See the Pen Bootstrap Modal Progress Bar by bseth99 (@bseth99) on CodePen



Knowing that there are usually issues around elements considered "hidden", I did some digging and found that transitions will not be run on elements with display: "none". Well, I had the show method just before it so it must be some kind of timing issue. I tried adding a setTimeout to force the code to run after the current execution stack completed:

  setTimeout(function() {
    $bar.addClass('animate');
  }, 0);


See the Pen Bootstrap Modal Progress Bar by bseth99 (@bseth99) on CodePen



This worked well, except every few clicks on the button resulted in the progress bar appearing in the final state. So something still wasn't working consistently. I upped the timeout to 10 milliseconds and it "seemed" to work fine. However, I wasn't going to risk it so I decided to really understand what was happening. As it turns out, browsers try to be pretty smart to speed things up so they'll try to batch changes to the DOM before really "committing" them to the DOM. In our case, we're going from display: "none" to display: "block" and then trying to add the animate class. This will get batched into one operation. The 10ms just tried to get outside that window to force a redraw before it was applied. However, this could change or vary between browsers so its probably not a good solution. A better approach is actually quite simple and avoids the setTimeout entirely:

  
  // Force DOM repaint with is()
  $modal.modal('show').is(':visible');
  $bar.addClass('animate');



Because $.is queries the DOM, the browser must render out anything its queued up.
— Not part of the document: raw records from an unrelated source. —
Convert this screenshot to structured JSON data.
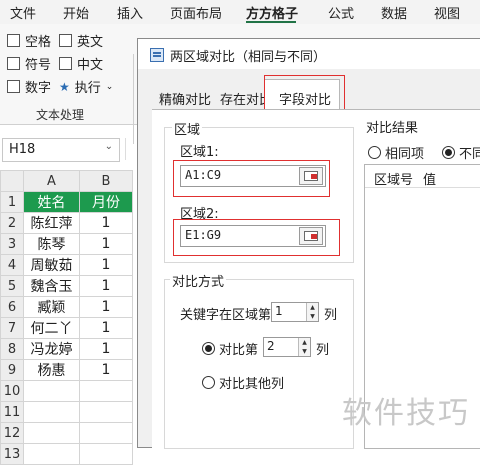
{
  "ribbon": {
    "tabs": [
      "文件",
      "开始",
      "插入",
      "页面布局",
      "方方格子",
      "公式",
      "数据",
      "视图"
    ],
    "active_tab": "方方格子",
    "accent": "#217346",
    "checkboxes": [
      "空格",
      "英文",
      "符号",
      "中文",
      "数字"
    ],
    "execute_label": "执行",
    "group_label": "文本处理"
  },
  "namebox": {
    "value": "H18"
  },
  "sheet": {
    "columns": [
      "A",
      "B"
    ],
    "rows": [
      {
        "num": "1",
        "a": "姓名",
        "b": "月份"
      },
      {
        "num": "2",
        "a": "陈红萍",
        "b": "1"
      },
      {
        "num": "3",
        "a": "陈琴",
        "b": "1"
      },
      {
        "num": "4",
        "a": "周敏茹",
        "b": "1"
      },
      {
        "num": "5",
        "a": "魏含玉",
        "b": "1"
      },
      {
        "num": "6",
        "a": "臧颖",
        "b": "1"
      },
      {
        "num": "7",
        "a": "何二丫",
        "b": "1"
      },
      {
        "num": "8",
        "a": "冯龙婷",
        "b": "1"
      },
      {
        "num": "9",
        "a": "杨惠",
        "b": "1"
      },
      {
        "num": "10",
        "a": "",
        "b": ""
      },
      {
        "num": "11",
        "a": "",
        "b": ""
      },
      {
        "num": "12",
        "a": "",
        "b": ""
      },
      {
        "num": "13",
        "a": "",
        "b": ""
      }
    ],
    "header_fill": "#1d9a4e"
  },
  "dialog": {
    "title": "两区域对比（相同与不同）",
    "tabs": [
      "精确对比",
      "存在对比",
      "字段对比"
    ],
    "active_tab": "字段对比",
    "region_group": "区域",
    "region1_label": "区域1:",
    "region1_value": "A1:C9",
    "region2_label": "区域2:",
    "region2_value": "E1:G9",
    "compare_group": "对比方式",
    "key_label": "关键字在区域第",
    "key_value": "1",
    "col_unit": "列",
    "compare_nth_label": "对比第",
    "compare_nth_value": "2",
    "compare_other_label": "对比其他列",
    "result_group": "对比结果",
    "result_same": "相同项",
    "result_diff": "不同",
    "list_col1": "区域号",
    "list_col2": "值",
    "highlight_color": "#e03030"
  },
  "watermark": "软件技巧"
}
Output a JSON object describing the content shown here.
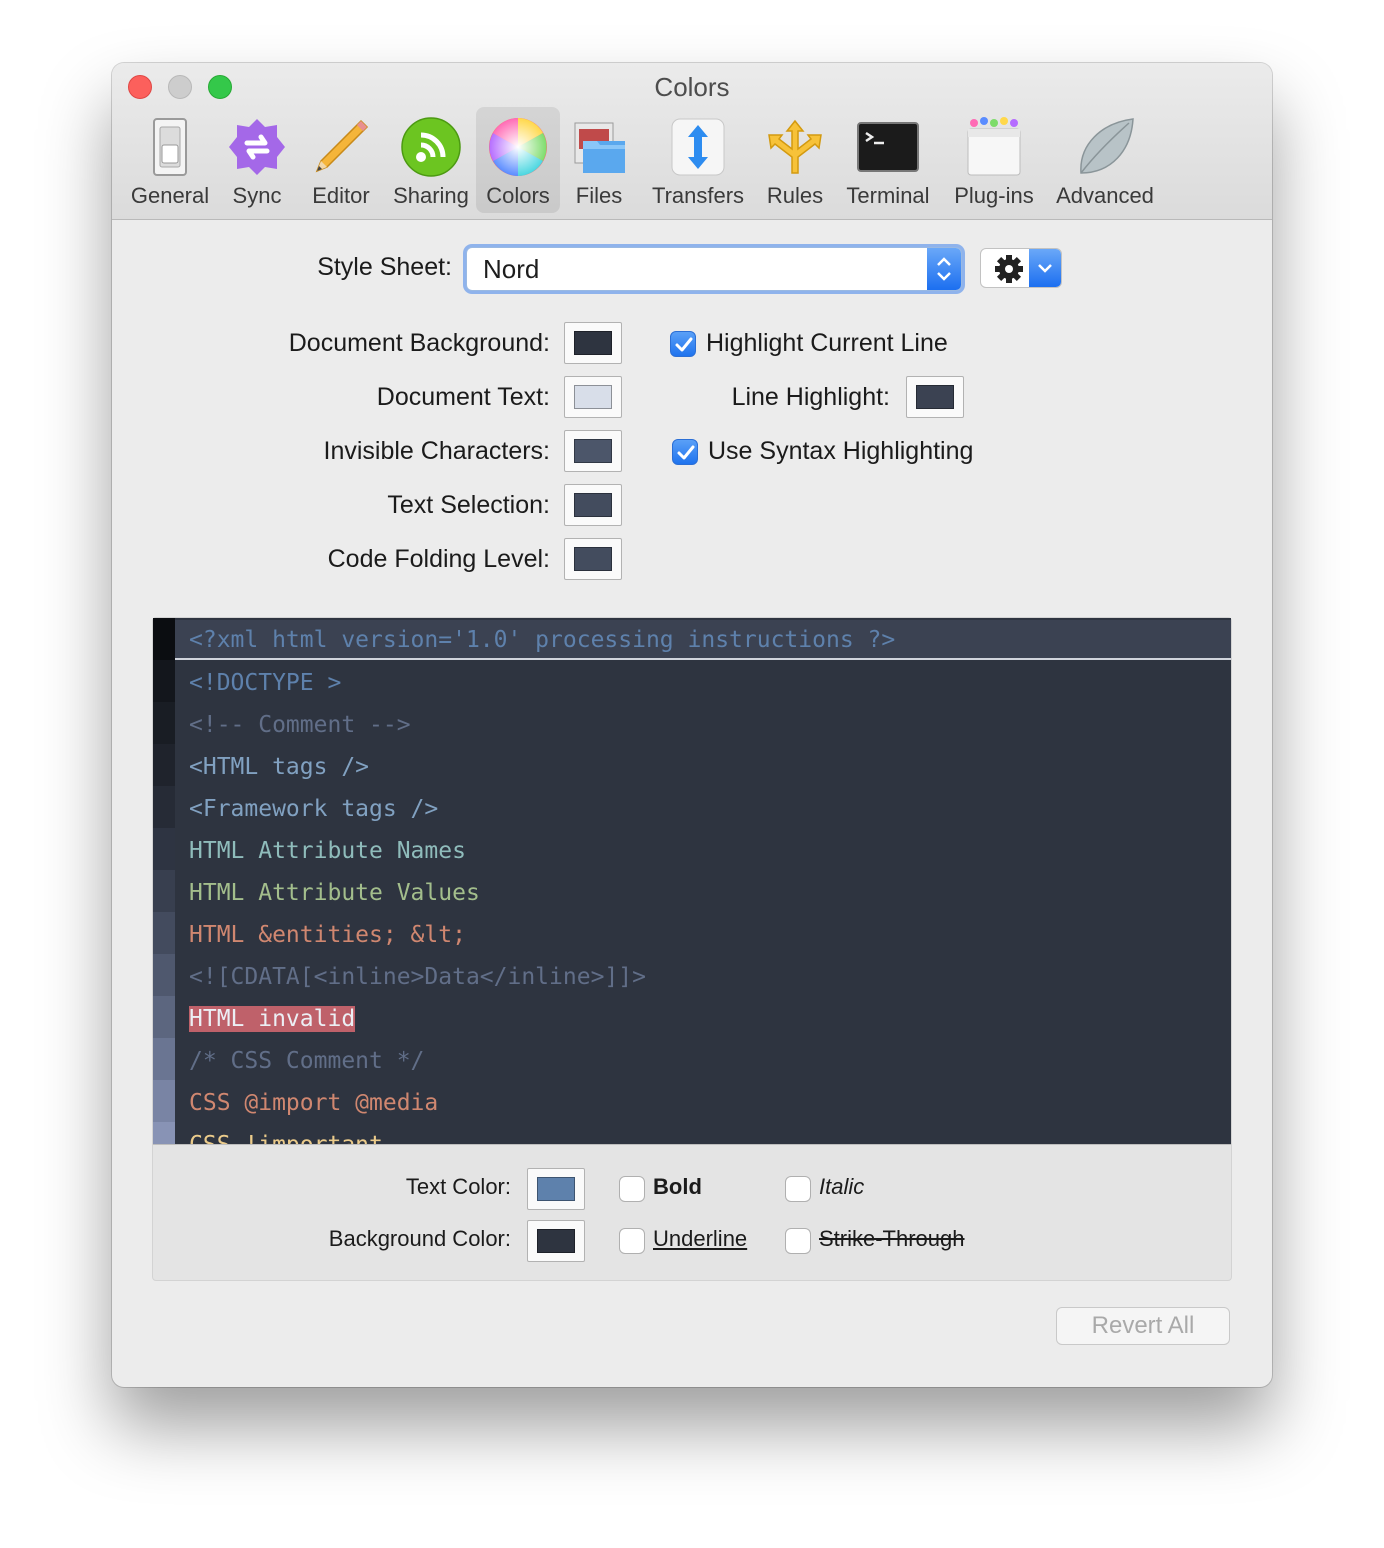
{
  "window": {
    "title": "Colors"
  },
  "toolbar": {
    "items": [
      {
        "label": "General",
        "icon": "switch-icon"
      },
      {
        "label": "Sync",
        "icon": "sync-icon"
      },
      {
        "label": "Editor",
        "icon": "pencil-icon"
      },
      {
        "label": "Sharing",
        "icon": "sharing-icon"
      },
      {
        "label": "Colors",
        "icon": "color-wheel-icon",
        "selected": true
      },
      {
        "label": "Files",
        "icon": "files-icon"
      },
      {
        "label": "Transfers",
        "icon": "transfers-icon"
      },
      {
        "label": "Rules",
        "icon": "rules-icon"
      },
      {
        "label": "Terminal",
        "icon": "terminal-icon"
      },
      {
        "label": "Plug-ins",
        "icon": "plugins-icon"
      },
      {
        "label": "Advanced",
        "icon": "leaf-icon"
      }
    ]
  },
  "stylesheet": {
    "label": "Style Sheet:",
    "value": "Nord"
  },
  "colors": {
    "document_background": {
      "label": "Document Background:",
      "color": "#2e3440"
    },
    "document_text": {
      "label": "Document Text:",
      "color": "#d8dee9"
    },
    "invisible_characters": {
      "label": "Invisible Characters:",
      "color": "#4c566a"
    },
    "text_selection": {
      "label": "Text Selection:",
      "color": "#434c5e"
    },
    "code_folding_level": {
      "label": "Code Folding Level:",
      "color": "#434c5e"
    },
    "line_highlight": {
      "label": "Line Highlight:",
      "color": "#3b4252"
    }
  },
  "options": {
    "highlight_current_line": {
      "label": "Highlight Current Line",
      "checked": true
    },
    "use_syntax_highlighting": {
      "label": "Use Syntax Highlighting",
      "checked": true
    }
  },
  "preview": {
    "lines": [
      {
        "text": "<?xml html version='1.0' processing instructions ?>",
        "color": "#5e81ac"
      },
      {
        "text": "<!DOCTYPE >",
        "color": "#5e81ac"
      },
      {
        "text": "<!-- Comment -->",
        "color": "#616e88"
      },
      {
        "text": "<HTML tags />",
        "color": "#81a1c1"
      },
      {
        "text": "<Framework tags />",
        "color": "#81a1c1"
      },
      {
        "text": "HTML Attribute Names",
        "color": "#8fbcbb"
      },
      {
        "text": "HTML Attribute Values",
        "color": "#a3be8c"
      },
      {
        "text": "HTML &entities; &lt;",
        "color": "#d08770"
      },
      {
        "text": "<![CDATA[<inline>Data</inline>]]>",
        "color": "#616e88"
      },
      {
        "text": "HTML invalid",
        "color": "#eceff4"
      },
      {
        "text": "/* CSS Comment */",
        "color": "#616e88"
      },
      {
        "text": "CSS @import @media",
        "color": "#d08770"
      },
      {
        "text": "CSS !important",
        "color": "#ebcb8b"
      }
    ],
    "gutter_colors": [
      "#0b0d11",
      "#13161c",
      "#191d24",
      "#1f232c",
      "#262b36",
      "#2e3442",
      "#383f4f",
      "#434b5e",
      "#4f586e",
      "#5c667f",
      "#6a7592",
      "#7984a4",
      "#8893b5"
    ]
  },
  "style": {
    "text_color": {
      "label": "Text Color:",
      "color": "#5e81ac"
    },
    "background_color": {
      "label": "Background Color:",
      "color": "#2e3440"
    },
    "bold": {
      "label": "Bold",
      "checked": false
    },
    "italic": {
      "label": "Italic",
      "checked": false
    },
    "underline": {
      "label": "Underline",
      "checked": false
    },
    "strikethrough": {
      "label": "Strike-Through",
      "checked": false
    }
  },
  "revert_all": "Revert All"
}
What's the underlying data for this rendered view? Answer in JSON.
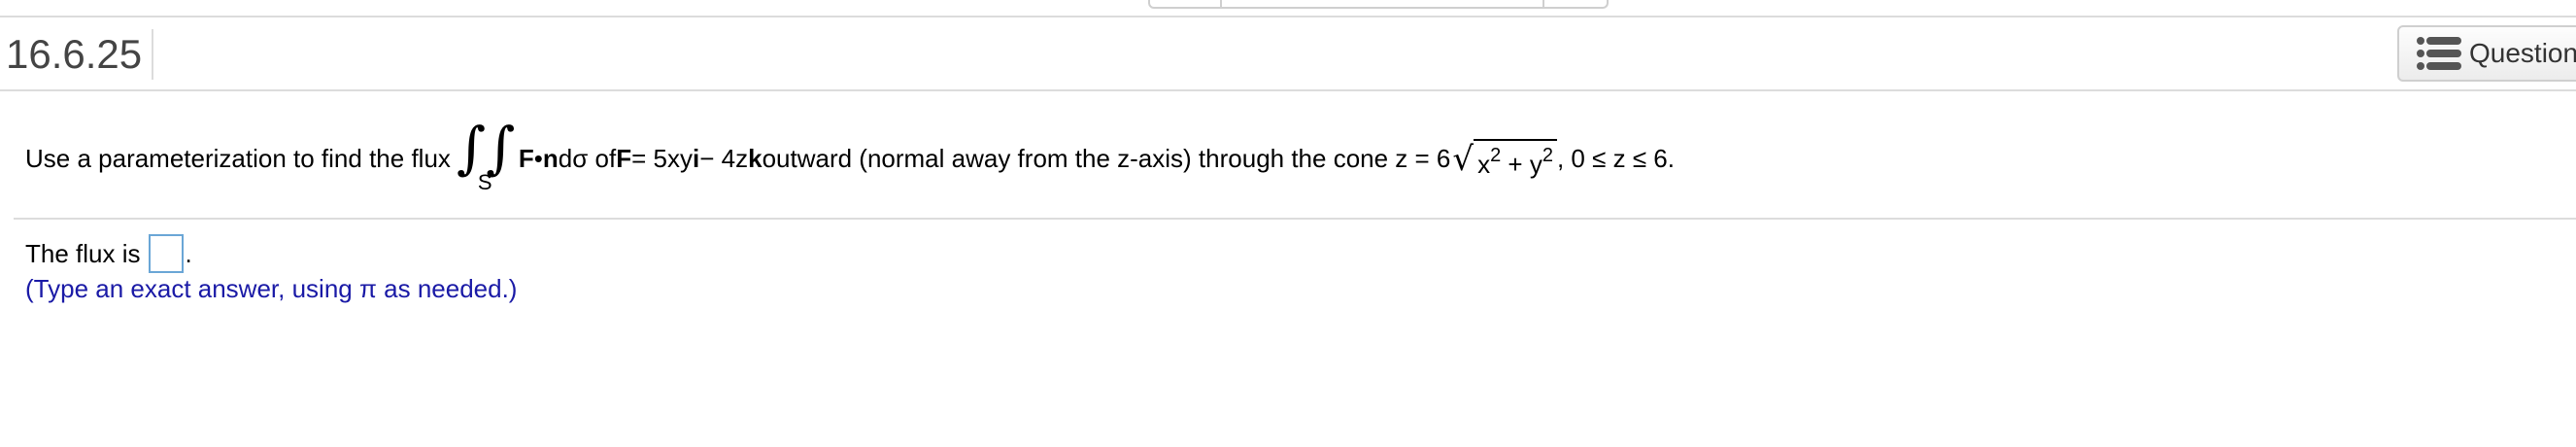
{
  "header": {
    "question_number": "16.6.25",
    "question_button_label": "Question"
  },
  "problem": {
    "prefix": "Use a parameterization to find the flux",
    "integral_symbol": "∫∫",
    "integral_subscript": "S",
    "f_bold": "F",
    "dot": " • ",
    "n_bold": "n",
    "d_sigma": " dσ of ",
    "f_bold_2": "F",
    "eq_part": " = 5xy ",
    "i_bold": "i",
    "minus_part": " − 4z ",
    "k_bold": "k",
    "suffix": " outward (normal  away from the z-axis) through the cone z = 6",
    "radical": "√",
    "rad_x": "x",
    "rad_exp1": "2",
    "rad_plus": " + y",
    "rad_exp2": "2",
    "tail": " , 0 ≤ z ≤ 6."
  },
  "answer": {
    "prefix": "The flux is",
    "value": "",
    "suffix": ".",
    "hint": "(Type an exact answer, using π as needed.)"
  }
}
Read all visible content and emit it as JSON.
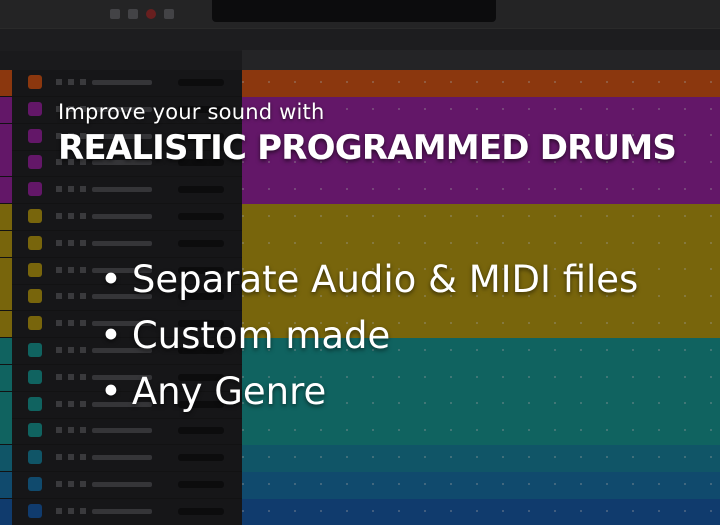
{
  "overlay": {
    "headline": "Improve your sound with",
    "title": "REALISTIC PROGRAMMED DRUMS",
    "bullets": [
      "Separate Audio & MIDI files",
      "Custom made",
      "Any Genre"
    ],
    "bullet_glyph": "•"
  },
  "daw": {
    "track_colors": [
      "#e05a17",
      "#a026a8",
      "#a026a8",
      "#a026a8",
      "#a026a8",
      "#c2a414",
      "#c2a414",
      "#c2a414",
      "#c2a414",
      "#c2a414",
      "#1aa09c",
      "#1aa09c",
      "#1aa09c",
      "#1aa09c",
      "#1a8aa6",
      "#1a78b0",
      "#1a5fb0"
    ]
  },
  "colors": {
    "text": "#ffffff",
    "orange": "#e05a17",
    "purple": "#a026a8",
    "yellow": "#c2a414",
    "teal": "#1aa09c",
    "blue": "#1a78b0"
  }
}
I could use anything to trigger it, but checking for ":visible" seemed related to what I was doing so I went with it. Now, the next line can run immediately knowing the progress bar is actually displayed and the transition will occur:

See the Pen Bootstrap Modal Progress Bar by bseth99 (@bseth99) on CodePen

I also fixed the styles to properly show the modal backdrop with a 50% opacity (this is corrected in a later release of Bootstrap 3). Knowing what happens made it easier to understand how to work around it. It looks odd, so a comment is probably good to avoid a friend from removing it and breaking everything, otherwise, this beats the setTimeout approach.